As @ParclyTaxel mentioned, functional square roots abound, but sometimes they are very difficult to find. Let me expand on this point via a simple example.
Consider the function $g:\mathbb C\to\mathbb C$ defined on the whole complex plane as $g(x)\equiv -x$ for each $x\in\mathbb C$. It is very easy to find a function $f:\mathbb C\to\mathbb C$ such that $f\circ f=g$; define $f(x)\equiv\mathsf ix$ for each $x\in\mathbb C$.
However, what if $g:\mathbb R\to\mathbb R$, still defined as $g(x)\equiv -x$ for $x\in\mathbb R$, is restricted to the real line?
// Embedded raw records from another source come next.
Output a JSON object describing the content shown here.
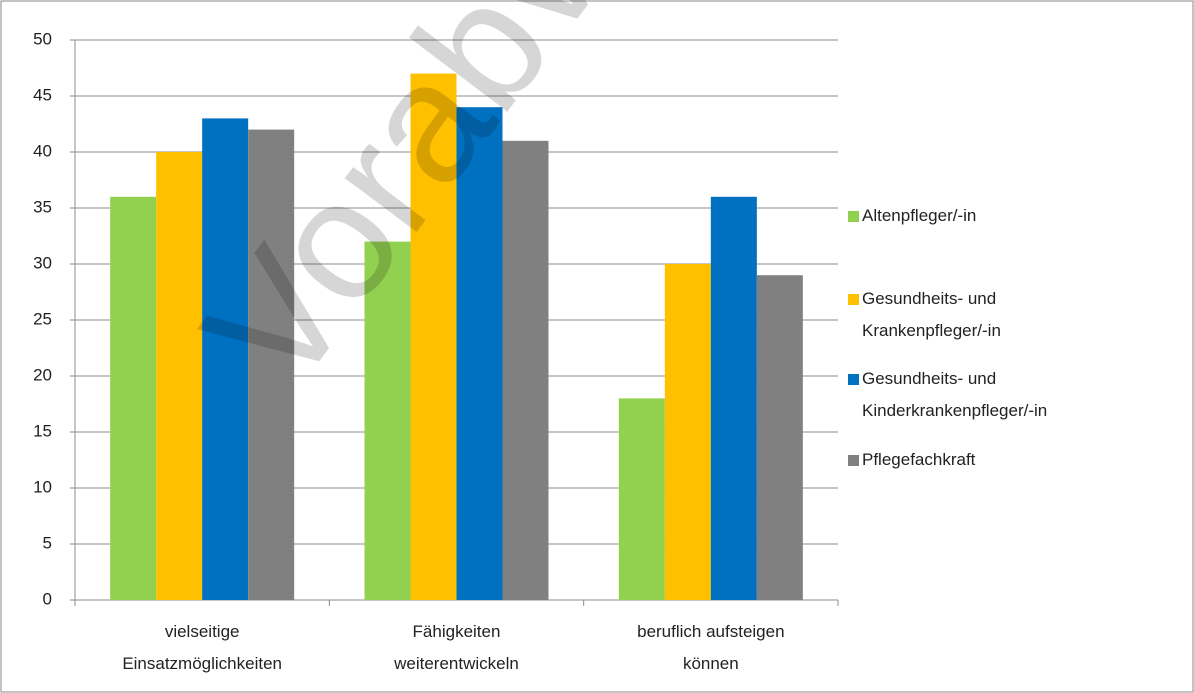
{
  "chart_data": {
    "type": "bar",
    "categories": [
      "vielseitige Einsatzmöglichkeiten",
      "Fähigkeiten weiterentwickeln",
      "beruflich aufsteigen können"
    ],
    "series": [
      {
        "name": "Altenpfleger/-in",
        "color": "#92d050",
        "values": [
          36,
          32,
          18
        ]
      },
      {
        "name": "Gesundheits- und Krankenpfleger/-in",
        "color": "#ffc000",
        "values": [
          40,
          47,
          30
        ]
      },
      {
        "name": "Gesundheits- und Kinderkrankenpfleger/-in",
        "color": "#0070c0",
        "values": [
          43,
          44,
          36
        ]
      },
      {
        "name": "Pflegefachkraft",
        "color": "#808080",
        "values": [
          42,
          41,
          29
        ]
      }
    ],
    "ylim": [
      0,
      50
    ],
    "yticks": [
      0,
      5,
      10,
      15,
      20,
      25,
      30,
      35,
      40,
      45,
      50
    ],
    "grid": true,
    "legend": "right",
    "watermark": "Vorabversion"
  }
}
A solution to the functional-square-root problem still exists, but the answer is way less obvious in this case.
To exhibit one such solution, first note that the intervals $(0,1)$ and $[1,\infty)$ have the same cardinality, so that there exists a bijection $h:(0,1)\to[1,\infty)$ between them. Denote the inverse as $h^{-1}:[1,\infty)\to(0,1)$. Define $f:\mathbb R\to\mathbb R$ as follows:
\begin{align*}
f(x)\equiv\begin{cases}h^{-1}(-x)&\text{if $x\in(-\infty,-1]$},\\-h(-x)&\text{if $x\in(-1,0)$,}\\0&\text{if $x=0$,}\\h(x)&\text{if $x\in(0,1)$,}\\-h^{-1}(x)&\text{if $x\in[1,\infty)$.}
\end{cases}
\end{align*}
It is not difficult to check that $f\circ f=g$, but, as you can see, the answer is less straightforward than it was in the complex case.